The Effects of Mindfulness-based Cognitive Therapy in People With Parkinson's Disease

Sponsor: Radboud University Medical Center

View on ClinicalTrials.gov

Summary

Parkinson's disease (PD) is a debilitating neurodegenerative disorder occurring in 7 million patients worldwide. PD is caused by progressive loss of nigro-striatal dopamine cells, which causes motor symptoms such as slowness of movement and tremor, and non-motor symptoms such as cognitive dysfunction. Converging clinical evidence indicates that PD patients are very sensitive to the effects of psychological stress. There is a high prevalence of stressrelated neuropsychiatric symptoms in PD: 30-40% of patients experience depression and 25-30% have anxiety. Furthermore, stress worsens many motor symptoms, e.g. tremor, freezing of gait, and dyskinesia. In addition to these immediate negative effects, chronic stress may also have detrimental long-term consequences, and specifically by accelerating disease progression, as suggested by animal models. However, this hypothesis remains to be confirmed in humans. Better evidence about the impact of stress on PD would have major treatment consequences: novel stress-reducing interventions may have symptomatic effects, and perhaps also disease-modifying effects.
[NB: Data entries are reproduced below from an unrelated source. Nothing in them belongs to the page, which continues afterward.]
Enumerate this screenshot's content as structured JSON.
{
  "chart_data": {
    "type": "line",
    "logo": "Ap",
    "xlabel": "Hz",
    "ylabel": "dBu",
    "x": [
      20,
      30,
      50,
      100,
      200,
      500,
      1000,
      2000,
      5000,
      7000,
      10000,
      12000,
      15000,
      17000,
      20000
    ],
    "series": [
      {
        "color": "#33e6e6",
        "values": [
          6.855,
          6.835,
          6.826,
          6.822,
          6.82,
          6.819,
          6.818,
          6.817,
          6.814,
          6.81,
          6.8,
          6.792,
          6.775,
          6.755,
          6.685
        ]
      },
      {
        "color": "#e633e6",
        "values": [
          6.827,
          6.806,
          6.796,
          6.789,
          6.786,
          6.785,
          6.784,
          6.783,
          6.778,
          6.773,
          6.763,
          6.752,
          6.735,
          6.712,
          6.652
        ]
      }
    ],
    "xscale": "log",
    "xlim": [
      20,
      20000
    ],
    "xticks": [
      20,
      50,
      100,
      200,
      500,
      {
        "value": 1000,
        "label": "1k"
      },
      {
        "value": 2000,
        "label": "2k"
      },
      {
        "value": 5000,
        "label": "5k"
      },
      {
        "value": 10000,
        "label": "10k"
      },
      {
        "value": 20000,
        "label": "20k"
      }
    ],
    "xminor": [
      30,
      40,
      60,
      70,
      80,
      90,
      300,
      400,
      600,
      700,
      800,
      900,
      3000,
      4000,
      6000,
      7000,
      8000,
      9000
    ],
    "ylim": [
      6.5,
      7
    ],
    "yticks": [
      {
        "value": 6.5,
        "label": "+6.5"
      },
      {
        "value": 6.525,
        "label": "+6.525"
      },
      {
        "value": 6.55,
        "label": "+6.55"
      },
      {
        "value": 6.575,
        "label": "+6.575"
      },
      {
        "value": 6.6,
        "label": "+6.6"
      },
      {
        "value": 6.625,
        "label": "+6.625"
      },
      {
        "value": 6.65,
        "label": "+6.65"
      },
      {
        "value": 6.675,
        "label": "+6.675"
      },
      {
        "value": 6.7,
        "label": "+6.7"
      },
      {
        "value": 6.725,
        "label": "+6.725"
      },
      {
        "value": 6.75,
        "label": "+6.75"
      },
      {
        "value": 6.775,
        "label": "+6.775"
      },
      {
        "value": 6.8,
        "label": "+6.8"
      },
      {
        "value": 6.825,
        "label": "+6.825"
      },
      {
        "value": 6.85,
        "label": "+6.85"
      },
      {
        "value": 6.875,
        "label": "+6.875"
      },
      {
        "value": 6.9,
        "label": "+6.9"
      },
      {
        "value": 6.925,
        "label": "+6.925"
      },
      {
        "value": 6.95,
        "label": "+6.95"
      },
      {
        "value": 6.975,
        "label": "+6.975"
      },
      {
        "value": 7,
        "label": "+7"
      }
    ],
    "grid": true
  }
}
The aim of this study is to test whether a stress-reducing intervention improves clinical symptoms, slows neurodegeneration, and/or enhances neuroplasticity in PD. In a randomized controlled trial, the investigators will compare a stress-reducing mindfulness-based intervention group (MBI; one year) to a treatment as usual (TAU) group on clinical symptoms, cerebral markers of nigro-striatal dysfunction and stressor-reactivity (MRI), and inflammatory markers (serum).

Official title: The Effect of Mindfulness-based Cognitive Therapy on Psychological Distress in People With Parkinson's Disease

Key Details

Gender

All

Age Range

Any - Any

Study Type

INTERVENTIONAL

Enrollment

174

Start Date

2023-04-17

Completion Date

2026-12

Last Updated

2026-03-27

Healthy Volunteers

Yes

Interventions

BEHAVIORAL

MBCT

Patients will join a mindfulness-based cognitive therapy course at the Radboudumc Center for Mindfulness. The course consists of eight weekly sessions of 2.5-hour and one 6-hour silence day between the 6th and 7th session. The sessions include meditation exercises (body-scan, sitting meditation, gentle movement exercises, three-minute breathing space, daily activities with attention), psychoeducation and group discussion. Psychoeducation includes information on cognitive techniques, like monitoring and scheduling of events and identification of negative automatic thoughts. In addition, all participants will be encouraged to perform daily practice assignments at home for about 30-45 minutes per day, mainly consisting of meditation exercises.